Recurrent Neural Networks

Feed-forward network that is rolled out over time and operates over sequences. State receives input vector from the previous layer (or step) and can modify that state at what it receives at every step. With RNNs, we use Backpropagation in time.

Problem with RNNs

You are repeatedly multiplying by the same weight matrix.
This can cause exploding or vanishing gradients – where the model is not capable learning long sequences.
Exploding gradients are less of the problem since you could easily apply a simple gradient clipping algorithm.
Vanishing gradients can also be difficult to spot making it more dangerous when deploying your system into production.

Method

First, the initial hidden state, which is typically a vector of zeros and the hidden state weight is multiplied and then the hidden state bias is added to the result.
In the meantime, the input at the time step “t” and the input weight is multiplied and the input bias is added to that result.
We can obtain the hidden state at time step t by sending the addition of the above two results through an activation function, typically tanh.

GRU

With RNNs, long products of matrices can lead to vanishing or divergent gradients.
We may have cases where an early observation is highly significant for predicting all future observations so we would like to have some mechanisms for storing vital early information in a memory cell.
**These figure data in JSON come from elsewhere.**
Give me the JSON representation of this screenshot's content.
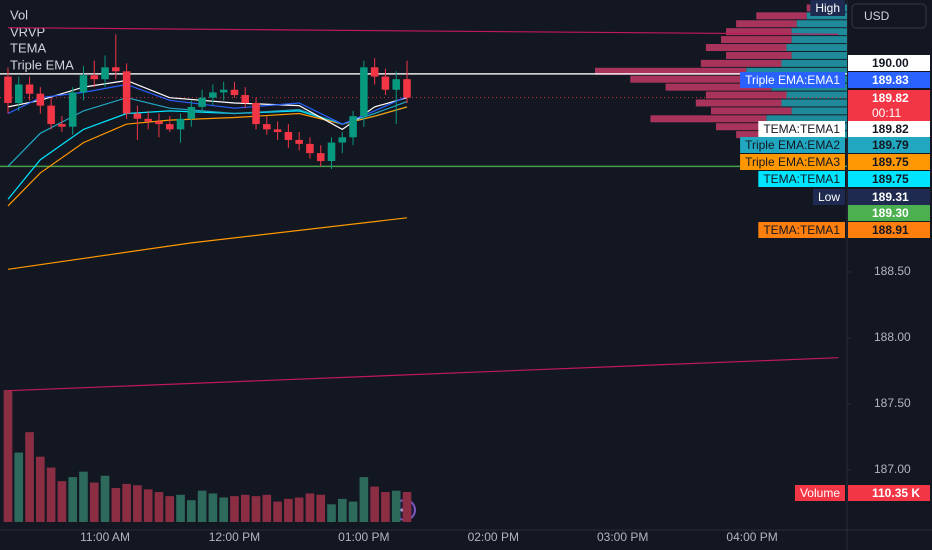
{
  "legend": [
    "Vol",
    "VRVP",
    "TEMA",
    "Triple EMA"
  ],
  "currency": "USD",
  "chart_data": {
    "type": "candlestick",
    "xlim": [
      611.3,
      1004
    ],
    "ylim": [
      186.545,
      190.56
    ],
    "xticks": [
      {
        "value": 660,
        "label": "11:00 AM"
      },
      {
        "value": 720,
        "label": "12:00 PM"
      },
      {
        "value": 780,
        "label": "01:00 PM"
      },
      {
        "value": 840,
        "label": "02:00 PM"
      },
      {
        "value": 900,
        "label": "03:00 PM"
      },
      {
        "value": 960,
        "label": "04:00 PM"
      }
    ],
    "yticks": [
      {
        "value": 188.5,
        "label": "188.50"
      },
      {
        "value": 188,
        "label": "188.00"
      },
      {
        "value": 187.5,
        "label": "187.50"
      },
      {
        "value": 187,
        "label": "187.00"
      }
    ],
    "x": [
      615,
      620,
      625,
      630,
      635,
      640,
      645,
      650,
      655,
      660,
      665,
      670,
      675,
      680,
      685,
      690,
      695,
      700,
      705,
      710,
      715,
      720,
      725,
      730,
      735,
      740,
      745,
      750,
      755,
      760,
      765,
      770,
      775,
      780,
      785,
      790,
      795,
      800
    ],
    "open": [
      189.98,
      189.78,
      189.92,
      189.85,
      189.76,
      189.62,
      189.6,
      189.86,
      189.99,
      189.96,
      190.05,
      190.02,
      189.7,
      189.66,
      189.64,
      189.62,
      189.58,
      189.66,
      189.75,
      189.82,
      189.86,
      189.88,
      189.84,
      189.78,
      189.62,
      189.58,
      189.56,
      189.5,
      189.47,
      189.4,
      189.34,
      189.48,
      189.52,
      189.68,
      190.05,
      189.98,
      189.88,
      189.96
    ],
    "high": [
      190.05,
      189.98,
      189.98,
      189.9,
      189.82,
      189.68,
      189.9,
      190.06,
      190.1,
      190.14,
      190.3,
      190.08,
      189.76,
      189.72,
      189.7,
      189.68,
      189.7,
      189.8,
      189.88,
      189.92,
      189.94,
      189.94,
      189.9,
      189.82,
      189.68,
      189.64,
      189.62,
      189.56,
      189.52,
      189.46,
      189.52,
      189.56,
      189.72,
      190.1,
      190.12,
      190.04,
      190.02,
      190.1
    ],
    "low": [
      189.7,
      189.72,
      189.8,
      189.7,
      189.58,
      189.56,
      189.54,
      189.8,
      189.9,
      189.9,
      189.96,
      189.66,
      189.5,
      189.58,
      189.52,
      189.56,
      189.48,
      189.6,
      189.7,
      189.76,
      189.8,
      189.82,
      189.74,
      189.58,
      189.54,
      189.5,
      189.44,
      189.42,
      189.36,
      189.3,
      189.28,
      189.4,
      189.46,
      189.6,
      189.92,
      189.84,
      189.62,
      189.78
    ],
    "close": [
      189.78,
      189.92,
      189.85,
      189.76,
      189.62,
      189.6,
      189.86,
      189.99,
      189.96,
      190.05,
      190.02,
      189.7,
      189.66,
      189.64,
      189.62,
      189.58,
      189.66,
      189.75,
      189.82,
      189.86,
      189.88,
      189.84,
      189.78,
      189.62,
      189.58,
      189.56,
      189.5,
      189.47,
      189.4,
      189.34,
      189.48,
      189.52,
      189.68,
      190.05,
      189.98,
      189.88,
      189.96,
      189.82
    ],
    "up_color": "#089981",
    "down_color": "#f23645",
    "volume": {
      "values": [
        485,
        255,
        330,
        240,
        200,
        150,
        165,
        185,
        145,
        170,
        125,
        140,
        135,
        120,
        110,
        95,
        100,
        80,
        115,
        105,
        90,
        95,
        100,
        95,
        100,
        75,
        85,
        90,
        105,
        100,
        65,
        85,
        75,
        165,
        130,
        110,
        115,
        110.35
      ],
      "up_color": "#2e6a5c",
      "down_color": "#8b2e43"
    },
    "profile": {
      "prices": [
        190.5,
        190.44,
        190.38,
        190.32,
        190.26,
        190.2,
        190.14,
        190.08,
        190.02,
        189.96,
        189.9,
        189.84,
        189.78,
        189.72,
        189.66,
        189.6,
        189.54
      ],
      "up": [
        20,
        40,
        50,
        55,
        55,
        60,
        55,
        65,
        100,
        90,
        75,
        60,
        65,
        55,
        80,
        55,
        45
      ],
      "down": [
        20,
        50,
        60,
        65,
        70,
        80,
        65,
        80,
        150,
        125,
        105,
        80,
        85,
        80,
        115,
        75,
        65
      ],
      "up_color": "#1f8a99",
      "down_color": "#a8345c"
    },
    "lines": [
      {
        "color": "#ff9800",
        "x": [
          615,
          700,
          800
        ],
        "values": [
          188.52,
          188.72,
          188.91
        ]
      },
      {
        "color": "#00e5ff",
        "x": [
          615,
          630,
          650,
          670,
          690,
          720,
          750,
          770,
          785,
          800
        ],
        "values": [
          189.05,
          189.35,
          189.58,
          189.7,
          189.72,
          189.7,
          189.72,
          189.62,
          189.68,
          189.75
        ]
      },
      {
        "color": "#ff9800",
        "x": [
          615,
          630,
          650,
          670,
          690,
          720,
          750,
          770,
          785,
          800
        ],
        "values": [
          189.0,
          189.25,
          189.48,
          189.62,
          189.65,
          189.67,
          189.7,
          189.62,
          189.68,
          189.75
        ]
      },
      {
        "color": "#22a7c0",
        "x": [
          615,
          630,
          650,
          670,
          690,
          720,
          750,
          770,
          785,
          800
        ],
        "values": [
          189.3,
          189.55,
          189.72,
          189.82,
          189.74,
          189.7,
          189.73,
          189.62,
          189.7,
          189.79
        ]
      },
      {
        "color": "#ffffff",
        "x": [
          615,
          630,
          650,
          670,
          690,
          720,
          750,
          770,
          785,
          800
        ],
        "values": [
          189.75,
          189.8,
          189.9,
          189.95,
          189.82,
          189.78,
          189.76,
          189.58,
          189.75,
          189.82
        ]
      },
      {
        "color": "#2962ff",
        "x": [
          615,
          630,
          650,
          670,
          690,
          720,
          750,
          770,
          785,
          800
        ],
        "values": [
          189.7,
          189.82,
          189.86,
          189.92,
          189.8,
          189.74,
          189.78,
          189.62,
          189.72,
          189.83
        ]
      }
    ],
    "trendlines": [
      {
        "color": "#c2185b",
        "x": [
          615,
          1000
        ],
        "values": [
          190.35,
          190.3
        ]
      },
      {
        "color": "#c2185b",
        "x": [
          615,
          1000
        ],
        "values": [
          187.6,
          187.85
        ]
      }
    ],
    "hlines": [
      {
        "value": 190,
        "color": "#ffffff",
        "style": "solid"
      },
      {
        "value": 189.3,
        "color": "#4caf50",
        "style": "solid"
      },
      {
        "value": 189.82,
        "color": "#f23645",
        "style": "dotted"
      }
    ],
    "tags": [
      {
        "name": "High",
        "bg": "#1e2a4f",
        "fg": "#ffffff"
      },
      {
        "value": 190,
        "value_label": "190.00",
        "bg": "#ffffff",
        "fg": "#131722"
      },
      {
        "name": "Triple EMA:EMA1",
        "value": 189.83,
        "bg": "#2962ff",
        "fg": "#ffffff"
      },
      {
        "value": 189.82,
        "sub": "00:11",
        "bg": "#f23645",
        "fg": "#ffffff"
      },
      {
        "name": "TEMA:TEMA1",
        "value": 189.82,
        "bg": "#ffffff",
        "fg": "#131722"
      },
      {
        "name": "Triple EMA:EMA2",
        "value": 189.79,
        "bg": "#22a7c0",
        "fg": "#131722"
      },
      {
        "name": "Triple EMA:EMA3",
        "value": 189.75,
        "bg": "#ff9800",
        "fg": "#131722"
      },
      {
        "name": "TEMA:TEMA1",
        "value": 189.75,
        "bg": "#00e5ff",
        "fg": "#131722"
      },
      {
        "name": "Low",
        "value": 189.31,
        "bg": "#1e2a4f",
        "fg": "#ffffff"
      },
      {
        "value": 189.3,
        "value_label": "189.30",
        "bg": "#4caf50",
        "fg": "#ffffff"
      },
      {
        "name": "TEMA:TEMA1",
        "value": 188.91,
        "bg": "#ff7f0e",
        "fg": "#131722"
      },
      {
        "name": "Volume",
        "value": 110.35,
        "value_label": "110.35 K",
        "bg": "#f23645",
        "fg": "#ffffff"
      }
    ]
  }
}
The key distinction between regular RNNs and GRUs:

The latter support gating of the hidden state. This means that we have dedicated mechanisms for when a hidden state should be updated and also when it should be reset.
Components:
- Reset gate: helps capture short-term dependencies
- Update gate: help capture long-term dependencies

To address long-term information preservation by a memory cell with a series of gates to control information flow.
The LSTM gates are:
- Input Gate: To update the cell state, we have the input gate. We first pass the previous hidden state and current input into a sigmoid function. That decides which values will be updated by transforming the values to be between 0 and 1. 0 means not important, and 1 means important
- Forget Gate: decides what information should be thrown away or kept. Information from the previous hidden state and information from the current input is passed through the sigmoid function. Values come out between 0 and 1. The closer to 0 means to forget, and the closer to 1 means to keep.
- Output Gate: decides what the next hidden state should be. Remember that the hidden state contains information on previous inputs.